This article was originally published on Ferretbrain. I’ve backdated it to its original Ferretbrain publication date but it may have been edited and amended since its original appearance.
Intellectually speaking, I know for a fact that director James Bryan and his crew didn’t just grab a bunch of random props and kit, stroll off into a forest in the Rocky Mountains, and shoot Don’t Go In the Woods… Alone! on a completely improvised basis. But fuck me, does it do absolutely everything in its power to convince you that that’s exactly what they did. The plot, such as it is, goes like this: random people holidaying in the mountains get murdered by a killer (some sort of dishevelled wild man played by Tom Drury and credited only as “Maniac”) in little vignettes. Interspersed between these vignettes we get what would, in a conventional movie, be our main plots – a group of young hikers strolling around on a walking holiday, and the local sheriff (Ken Carter) and his deputy (David Barth) investigating the mayhem that’s kicking off out in them hills.

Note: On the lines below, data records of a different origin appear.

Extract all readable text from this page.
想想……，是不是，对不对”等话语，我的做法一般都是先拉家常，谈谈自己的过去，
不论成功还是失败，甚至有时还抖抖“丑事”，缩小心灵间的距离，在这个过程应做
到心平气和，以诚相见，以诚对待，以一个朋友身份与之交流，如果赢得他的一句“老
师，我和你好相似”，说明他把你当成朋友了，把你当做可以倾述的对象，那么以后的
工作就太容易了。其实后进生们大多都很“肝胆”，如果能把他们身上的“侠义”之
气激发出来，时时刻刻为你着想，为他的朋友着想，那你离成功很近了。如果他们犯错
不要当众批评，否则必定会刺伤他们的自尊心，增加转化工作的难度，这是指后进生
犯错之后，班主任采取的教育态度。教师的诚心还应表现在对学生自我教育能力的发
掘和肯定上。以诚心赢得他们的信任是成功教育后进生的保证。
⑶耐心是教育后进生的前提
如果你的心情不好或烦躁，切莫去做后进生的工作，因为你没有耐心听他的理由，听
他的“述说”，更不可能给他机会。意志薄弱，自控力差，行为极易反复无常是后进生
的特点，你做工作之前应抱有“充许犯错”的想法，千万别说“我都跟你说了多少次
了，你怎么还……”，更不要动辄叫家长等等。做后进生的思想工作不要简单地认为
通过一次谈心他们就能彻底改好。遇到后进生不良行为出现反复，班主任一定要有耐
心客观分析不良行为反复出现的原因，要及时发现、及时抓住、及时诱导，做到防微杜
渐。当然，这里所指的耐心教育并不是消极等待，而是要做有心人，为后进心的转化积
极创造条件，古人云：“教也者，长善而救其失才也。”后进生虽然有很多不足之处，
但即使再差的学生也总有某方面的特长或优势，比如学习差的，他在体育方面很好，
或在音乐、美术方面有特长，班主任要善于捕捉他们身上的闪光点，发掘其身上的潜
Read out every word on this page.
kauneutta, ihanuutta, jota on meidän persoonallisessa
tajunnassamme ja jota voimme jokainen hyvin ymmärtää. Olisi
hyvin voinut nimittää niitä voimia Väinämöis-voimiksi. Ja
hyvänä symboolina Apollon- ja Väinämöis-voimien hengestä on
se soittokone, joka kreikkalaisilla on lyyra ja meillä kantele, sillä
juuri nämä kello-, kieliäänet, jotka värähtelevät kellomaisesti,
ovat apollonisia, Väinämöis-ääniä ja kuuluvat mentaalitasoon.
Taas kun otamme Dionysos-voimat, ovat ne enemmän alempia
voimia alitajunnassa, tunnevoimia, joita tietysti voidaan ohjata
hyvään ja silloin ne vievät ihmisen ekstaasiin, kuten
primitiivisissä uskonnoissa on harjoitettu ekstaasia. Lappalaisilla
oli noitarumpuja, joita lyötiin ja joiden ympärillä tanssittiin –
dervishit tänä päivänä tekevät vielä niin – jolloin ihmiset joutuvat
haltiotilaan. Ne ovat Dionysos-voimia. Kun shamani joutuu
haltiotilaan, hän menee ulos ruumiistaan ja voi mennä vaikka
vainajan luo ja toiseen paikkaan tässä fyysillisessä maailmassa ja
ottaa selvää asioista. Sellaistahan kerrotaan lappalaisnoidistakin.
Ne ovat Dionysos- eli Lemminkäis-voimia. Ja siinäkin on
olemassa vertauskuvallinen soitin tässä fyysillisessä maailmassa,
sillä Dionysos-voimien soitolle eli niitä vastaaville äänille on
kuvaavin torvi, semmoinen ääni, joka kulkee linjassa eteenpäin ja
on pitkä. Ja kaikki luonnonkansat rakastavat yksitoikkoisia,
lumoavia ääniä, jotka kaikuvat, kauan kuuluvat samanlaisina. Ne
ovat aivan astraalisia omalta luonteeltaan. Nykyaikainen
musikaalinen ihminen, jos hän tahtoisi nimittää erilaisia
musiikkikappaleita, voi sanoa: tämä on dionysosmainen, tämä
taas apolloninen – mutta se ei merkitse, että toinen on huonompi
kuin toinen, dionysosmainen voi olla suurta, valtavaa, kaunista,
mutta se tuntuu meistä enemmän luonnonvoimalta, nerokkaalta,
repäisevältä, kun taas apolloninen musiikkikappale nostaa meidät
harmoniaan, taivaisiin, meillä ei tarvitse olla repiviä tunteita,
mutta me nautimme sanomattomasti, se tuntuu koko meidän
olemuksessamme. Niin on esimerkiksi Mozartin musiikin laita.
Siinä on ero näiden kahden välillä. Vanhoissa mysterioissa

Eventually the hikers, the killer, and the lawmen cross paths and something resembling a plot unfolds itself for the viewers’ benefit, but goodness knows the process of getting there is awkward and haphazard. Whilst some filmmakers have been able to do great things with a $20,000 budget, a cast and crew with more enthusiasm than competence, the best you can say about this one is that it’s an absolutely fascinating disaster, with cheap gore effects and bad acting being the order of the day.